Bob Dylan World Tours 1966-1974
by - Jesse Paddock

 

One of the hardest things about being a completist, of any artist’s body of work, is never being able to escape the worry that there’s some gem out there, eluding even the most diligent collector. Fans of Bob Dylan have long been dedicated to searching out the man’s marginalia, from the Basement Tape recordings to his sessions with Johnny Cash. Super-fan Joel Gilbert has now put out a documentary focused on Barry Feinstein, Dylan’s official tour photographer for his 1966 world tour and his 1974 return to the road with The Band. Unfortunately for Dylanologists, Gilbert is more interested in his own story than the man whose photographs he seeks out.

Unable to garner official licensing permission to use Dylan’s music, or at least unwilling to try, Gilbert calls upon his own moonlighting persona—as frontman of Highway 61 Revisited, the (self-proclaimed) world’s only Bob Dylan tribute band—to lend weightless cover accompaniment to Feinstein’s photos. Anyone who’s seen footage from Eat the Document, Dylan’s aborted 1966 film of the European leg of that tour (his first to feature electric live shows) knows how energized the music was.
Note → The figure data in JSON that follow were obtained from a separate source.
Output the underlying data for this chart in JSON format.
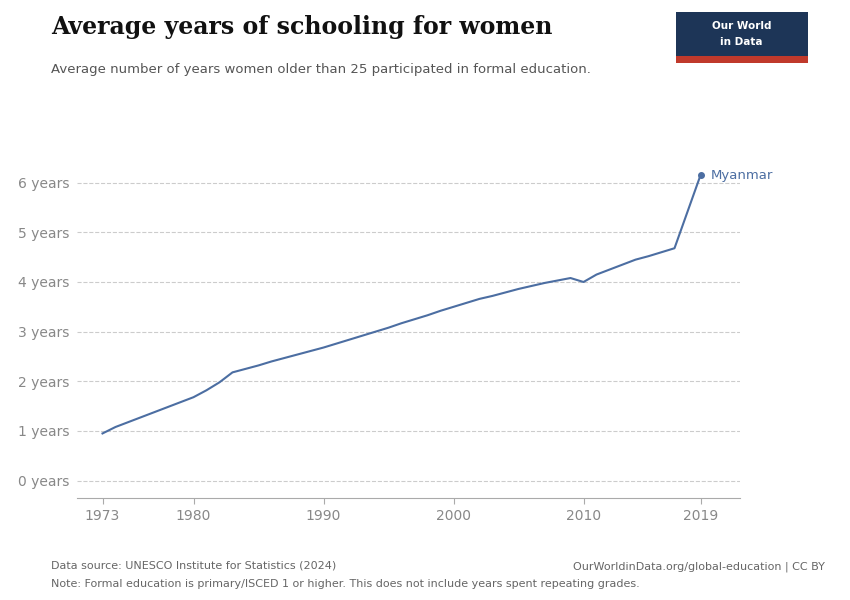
{
  "title": "Average years of schooling for women",
  "subtitle": "Average number of years women older than 25 participated in formal education.",
  "footnote_source": "Data source: UNESCO Institute for Statistics (2024)",
  "footnote_right": "OurWorldinData.org/global-education | CC BY",
  "footnote_note": "Note: Formal education is primary/ISCED 1 or higher. This does not include years spent repeating grades.",
  "line_color": "#4c6ea2",
  "years": [
    1973,
    1974,
    1975,
    1976,
    1977,
    1978,
    1979,
    1980,
    1981,
    1982,
    1983,
    1984,
    1985,
    1986,
    1987,
    1988,
    1989,
    1990,
    1991,
    1992,
    1993,
    1994,
    1995,
    1996,
    1997,
    1998,
    1999,
    2000,
    2001,
    2002,
    2003,
    2004,
    2005,
    2006,
    2007,
    2008,
    2009,
    2010,
    2011,
    2012,
    2013,
    2014,
    2015,
    2016,
    2017,
    2019
  ],
  "values": [
    0.95,
    1.08,
    1.18,
    1.28,
    1.38,
    1.48,
    1.58,
    1.68,
    1.82,
    1.98,
    2.18,
    2.25,
    2.32,
    2.4,
    2.47,
    2.54,
    2.61,
    2.68,
    2.76,
    2.84,
    2.92,
    3.0,
    3.08,
    3.17,
    3.25,
    3.33,
    3.42,
    3.5,
    3.58,
    3.66,
    3.72,
    3.79,
    3.86,
    3.92,
    3.98,
    4.03,
    4.08,
    4.0,
    4.15,
    4.25,
    4.35,
    4.45,
    4.52,
    4.6,
    4.68,
    6.15
  ],
  "label_country": "Myanmar",
  "ytick_labels": [
    "0 years",
    "1 years",
    "2 years",
    "3 years",
    "4 years",
    "5 years",
    "6 years"
  ],
  "ytick_values": [
    0,
    1,
    2,
    3,
    4,
    5,
    6
  ],
  "xtick_values": [
    1973,
    1980,
    1990,
    2000,
    2010,
    2019
  ],
  "ylim": [
    -0.35,
    6.9
  ],
  "xlim": [
    1971,
    2022
  ],
  "grid_color": "#cccccc",
  "bg_color": "#ffffff",
  "logo_bg_color": "#1d3557",
  "logo_red_color": "#c0392b",
  "text_color": "#333333",
  "subtitle_color": "#555555",
  "footer_color": "#666666",
  "tick_color": "#888888"
}
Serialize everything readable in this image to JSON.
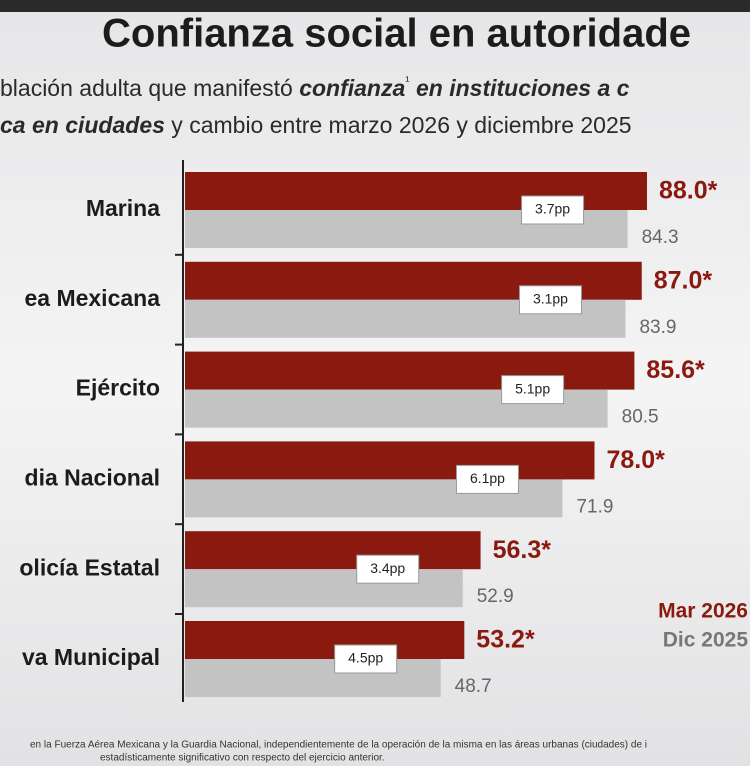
{
  "chart_data": {
    "type": "bar",
    "title": "Confianza social en autoridade",
    "subtitle_line1": [
      "blación adulta que manifestó ",
      "confianza",
      "¹",
      " en instituciones a c"
    ],
    "subtitle_line2": [
      "ca en ciudades",
      " y cambio entre marzo 2026 y diciembre 2025"
    ],
    "categories": [
      "Marina",
      "ea Mexicana",
      "Ejército",
      "dia Nacional",
      "olicía Estatal",
      "va Municipal"
    ],
    "series": [
      {
        "name": "Mar 2026",
        "color": "#8a1a10",
        "values": [
          88.0,
          87.0,
          85.6,
          78.0,
          56.3,
          53.2
        ],
        "value_labels": [
          "88.0*",
          "87.0*",
          "85.6*",
          "78.0*",
          "56.3*",
          "53.2*"
        ]
      },
      {
        "name": "Dic 2025",
        "color": "#c3c3c3",
        "values": [
          84.3,
          83.9,
          80.5,
          71.9,
          52.9,
          48.7
        ]
      }
    ],
    "annotations": [
      "3.7pp",
      "3.1pp",
      "5.1pp",
      "6.1pp",
      "3.4pp",
      "4.5pp"
    ],
    "xlim": [
      0,
      100
    ],
    "footnotes": [
      "en la Fuerza Aérea Mexicana y la Guardia Nacional, independientemente de la operación de la misma en las áreas urbanas (ciudades) de i",
      "estadísticamente significativo con respecto del ejercicio anterior."
    ]
  }
}
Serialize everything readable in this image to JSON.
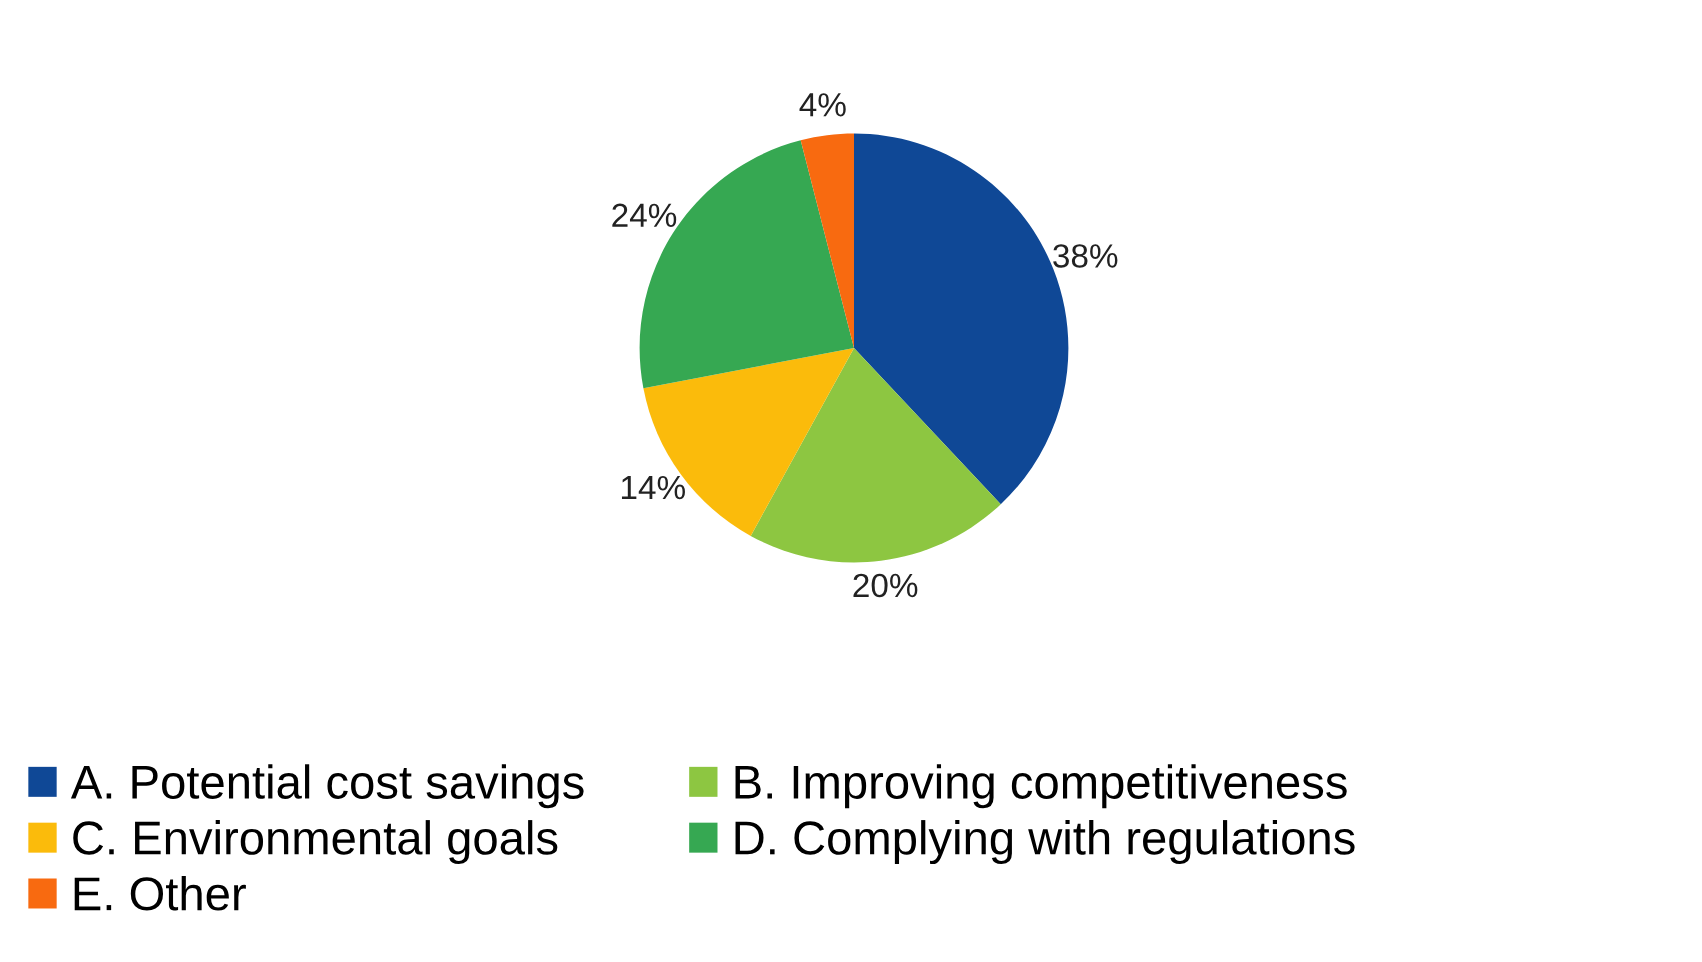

Feinstein’s photos capture that raw energy. He follows Dylan in his most prolific phase, as amphetamines and Carnaby Street fashions lead to the skewed perfection of Blonde on Blonde and, eventually, Dylan’s fatigue and seclusion. Gilbert travels to Woodstock, NY to find Feinstein and his cache of photos, many of which haven’t been shown publicly before. Decked out in Dylan drag, Gilbert stops along the way to scour the former hippie haven for burnouts, and in one particularly caustic and offensive scene, he leads one such strange tripper to believe he is in fact Bob Dylan.

Of course, the photographs speak for themselves, and Gilbert smartly uses the same 3-D imaging that’s popped up in recent photo-documentaries like The Kid Stays in the Picture and In the Realms of the Unreal to give the snapshots of Dylan an added kinetic touch. Good thing too, since Gilbert and Feinstein don’t exactly generate legendary discussions of their content. As they peruse them, Gilbert asks questions like “Did [Dylan’s] hair look the same in the morning as it did in the evening?” Feinstein’s responses tend toward the vague, as when he describes some Dylan lyric as being “some kind of sign of symbolic something of the times.”

The film jumps to life when Gilbert travels to Manhattan to interview A.J. Weberman, founder of Dylanology and a noted kook who started a fad of going through Dylan’s trash in the early seventies. It’s unclear why Gilbert seeks out Weberman, except to bridge the two sets of tour photos with some extraneous biography, but it’s a welcome respite from the shabby recreations of Dylan’s motorcycle accident in Woodstock. If Gilbert is a low-rent Dylan knock-off, Weberman invented Dylan exploitation. A rapid-fire ex-Yippie paranoiac, he’s a legitimate kook who shows up Gilbert’s hokey simulacrum. Infamous for selling his bootlegged phone conversations with Dylan, later provoking Dylan to assault him, Weberman comes off penitent and punchy, like the Rupert Pupkin of Bleecker and MacDougal.

Gilbert’s film returns to Feinstein, ultimately, in a look at his color photos of the 1974 tour (documented as the live album release Before the Flood). His camera again finds an artist whose continued explorations in songwriting and persona make him one of the most enigmatic pop culture figures. It’s not surprising that Gilbert’s documentary does little to change this.